With around 90 solo shows to his name, Tetsis had also participated in many group shows and also two Biennales (of Alexandreia, and Sao Paulo), but refused to represent Greece at the Venice Biennale in 1970, for political reasons, seeing as this was the time of the Greek Junta dictatorship. In 1999, the grand retrospective of his work at Greece’s National Gallery was another highpoint in his career. A generous man, he had donated many of his works, including 210 paintings to the National Gallery. The expanded, new National Gallery will name its central hall after Tetsis, where his monumental work ‘Public Market’ will also be exhibited. Tetsis also had stipulated that 20% of the works he had donated to the gallery could be sold in order to buy works of other artists if necessary.

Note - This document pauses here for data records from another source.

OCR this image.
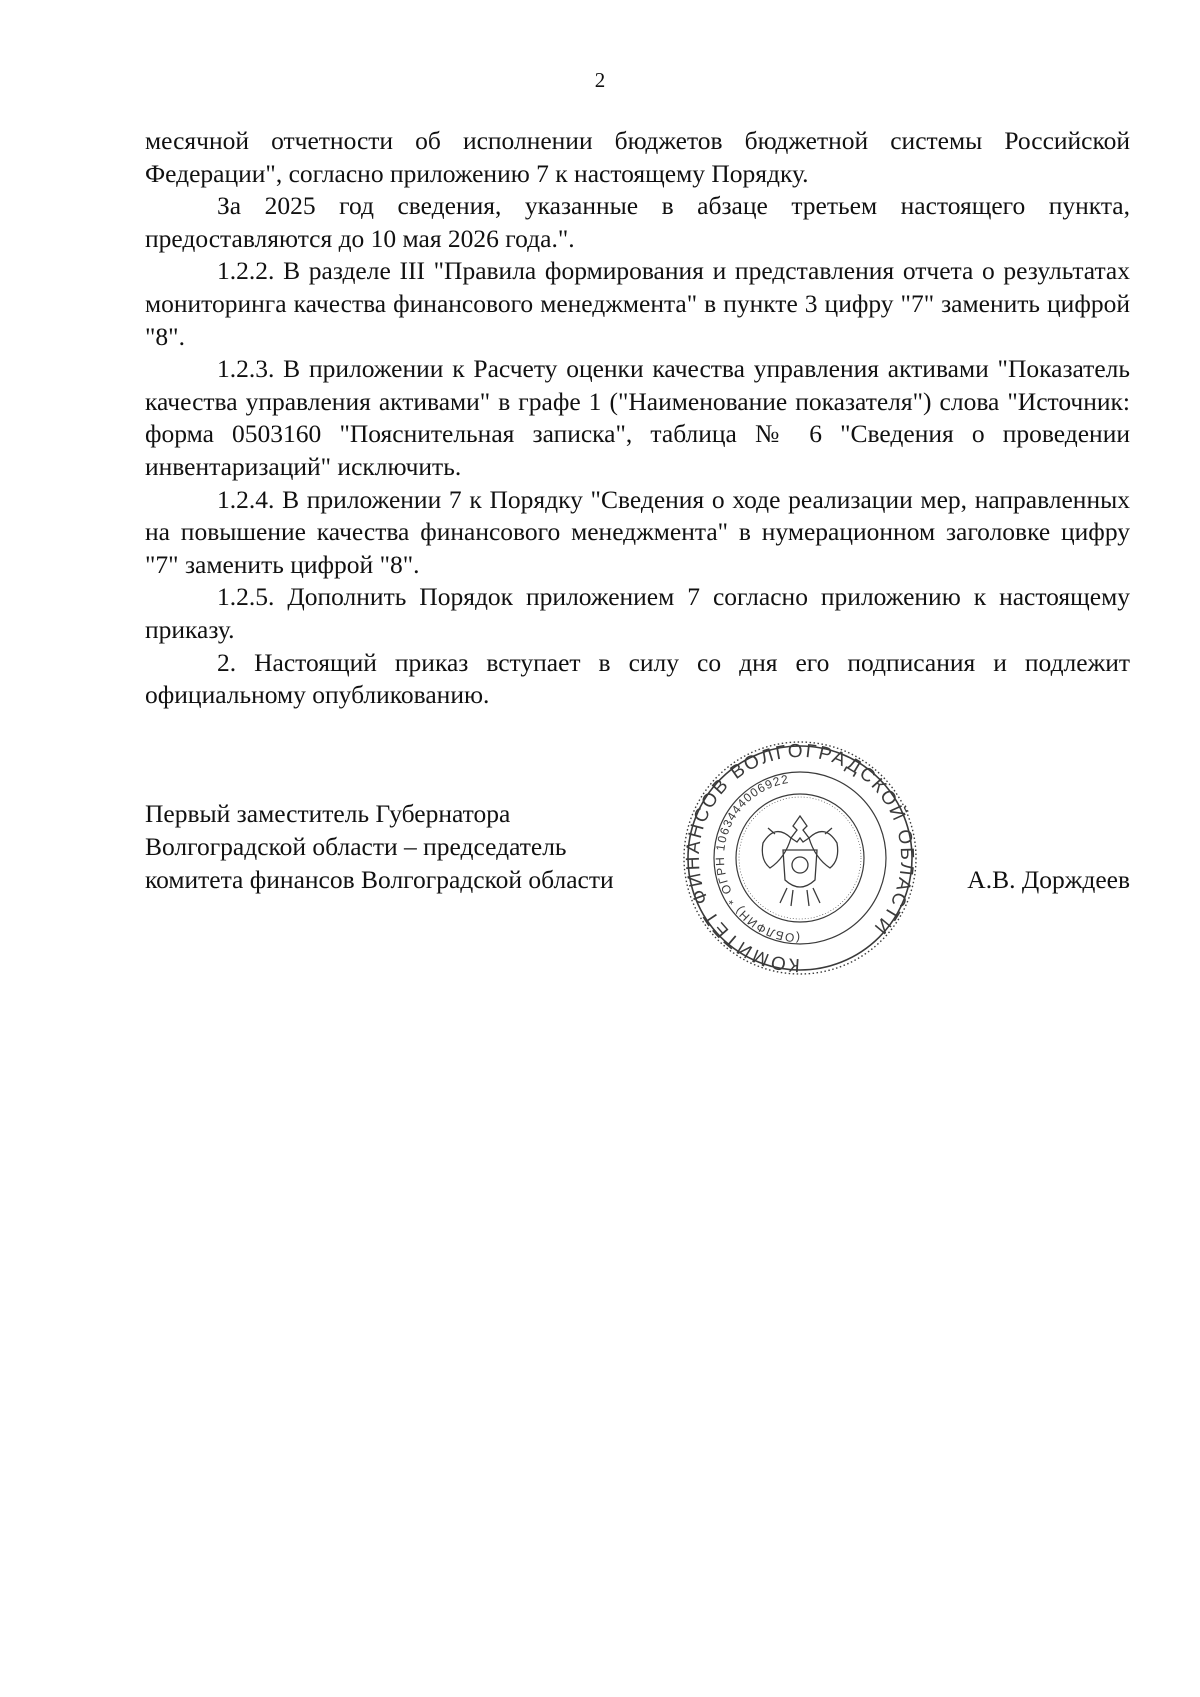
2

месячной отчетности об исполнении бюджетов бюджетной системы Российской Федерации", согласно приложению 7 к настоящему Порядку.

За 2025 год сведения, указанные в абзаце третьем настоящего пункта, предоставляются до 10 мая 2026 года.".

1.2.2. В разделе III "Правила формирования и представления отчета о результатах мониторинга качества финансового менеджмента" в пункте 3 цифру "7" заменить цифрой "8".

1.2.3. В приложении к Расчету оценки качества управления активами "Показатель качества управления активами" в графе 1 ("Наименование показателя") слова "Источник: форма 0503160 "Пояснительная записка", таблица № 6 "Сведения о проведении инвентаризаций" исключить.

1.2.4. В приложении 7 к Порядку "Сведения о ходе реализации мер, направленных на повышение качества финансового менеджмента" в нумерационном заголовке цифру "7" заменить цифрой "8".

1.2.5. Дополнить Порядок приложением 7 согласно приложению к настоящему приказу.

2. Настоящий приказ вступает в силу со дня его подписания и подлежит официальному опубликованию.

Первый заместитель Губернатора
Волгоградской области – председатель
комитета финансов Волгоградской области	А.В. Дорждеев
КОМИТЕТ ФИНАНСОВ ВОЛГОГРАДСКОЙ ОБЛАСТИ
(ОБЛФИН) * ОГРН 1063444006922
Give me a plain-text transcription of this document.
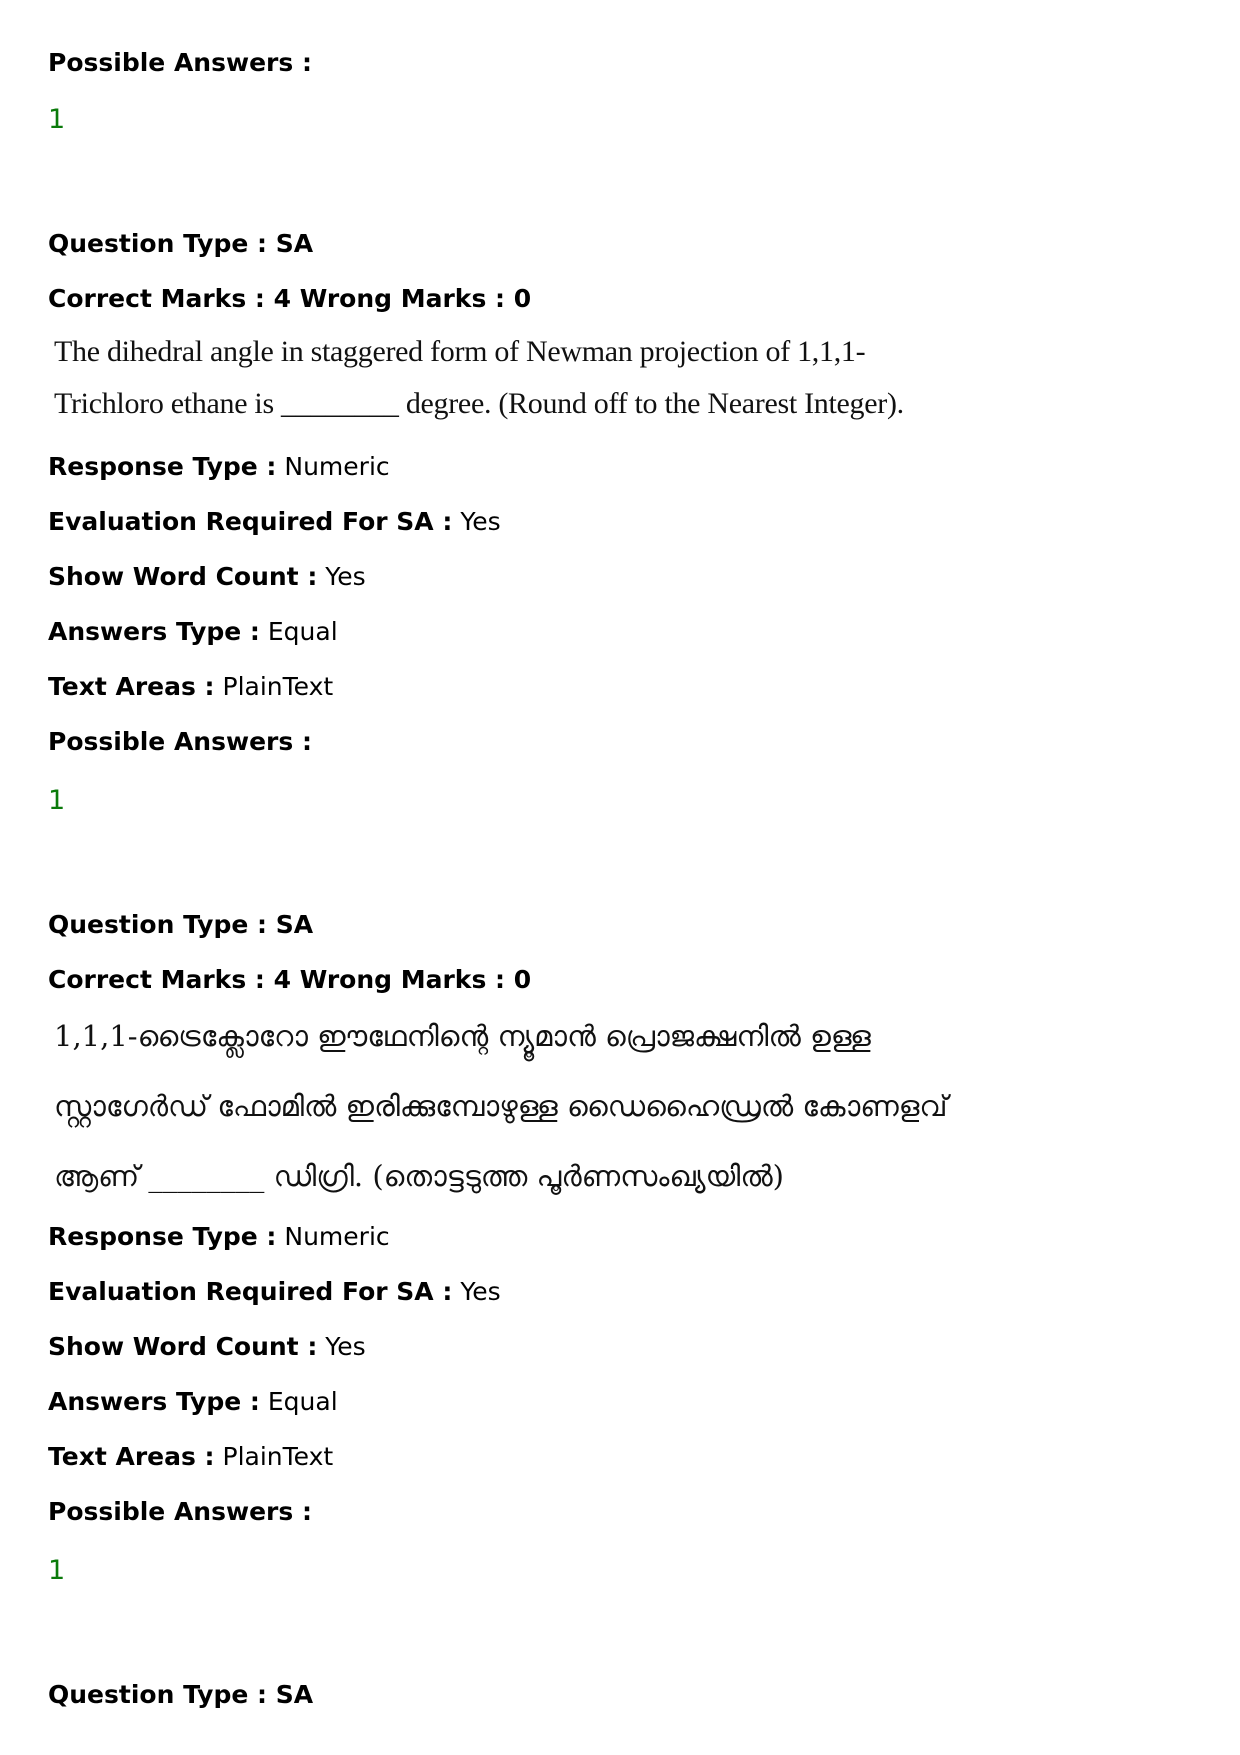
Possible Answers :
1
Question Type : SA
Correct Marks : 4 Wrong Marks : 0
The dihedral angle in staggered form of Newman projection of 1,1,1-Trichloro ethane is ________ degree. (Round off to the Nearest Integer).
Response Type : Numeric
Evaluation Required For SA : Yes
Show Word Count : Yes
Answers Type : Equal
Text Areas : PlainText
Possible Answers :
1
Question Type : SA
Correct Marks : 4 Wrong Marks : 0
1,1,1-ട്രൈക്ലോറോ ഈഥേനിന്റെ ന്യൂമാൻ പ്രൊജക്ഷനിൽ ഉള്ള സ്റ്റാഗേർഡ് ഫോമിൽ ഇരിക്കുമ്പോഴുള്ള ഡൈഹൈഡ്രൽ കോണളവ് ആണ് ________ ഡിഗ്രി. (തൊട്ടടുത്ത പൂർണസംഖ്യയിൽ)
Response Type : Numeric
Evaluation Required For SA : Yes
Show Word Count : Yes
Answers Type : Equal
Text Areas : PlainText
Possible Answers :
1
Question Type : SA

National Gallery director Marina Lambraki-Plaka said of Tetsis, at the recent Yannis Moralis Award ceremony: ”In truth, who can imagine the history of new Greek painting without the presence of Tetsis? The overall image of contemporary Greek painting would be lost in an instant – as would its highest merits and especially that catchy rhythm, that unbeatable rush, that therapeutic feeling of vital euphoria and spiritual health which the works of this Hydran creator emanate”.
Tetsis’ funeral took place at the Aghios Dionysios Church in Kolonaki, Monday March 7, 2.30pm. He was buried the following day, on his beloved island of Hydra. At the funeral, politicians, artists, intellectuals and other VIPs came to pay their respects, and many felt that with his passing away, another chapter in Greek art history had closed – the end of an era. We leave it up to his pupils therefore to hold up high the ‘torch’ of Greek painting in the 21st century and hopefully pass it on to another generation, whatever the cost… Farewell Greece’s unique master of light and colour.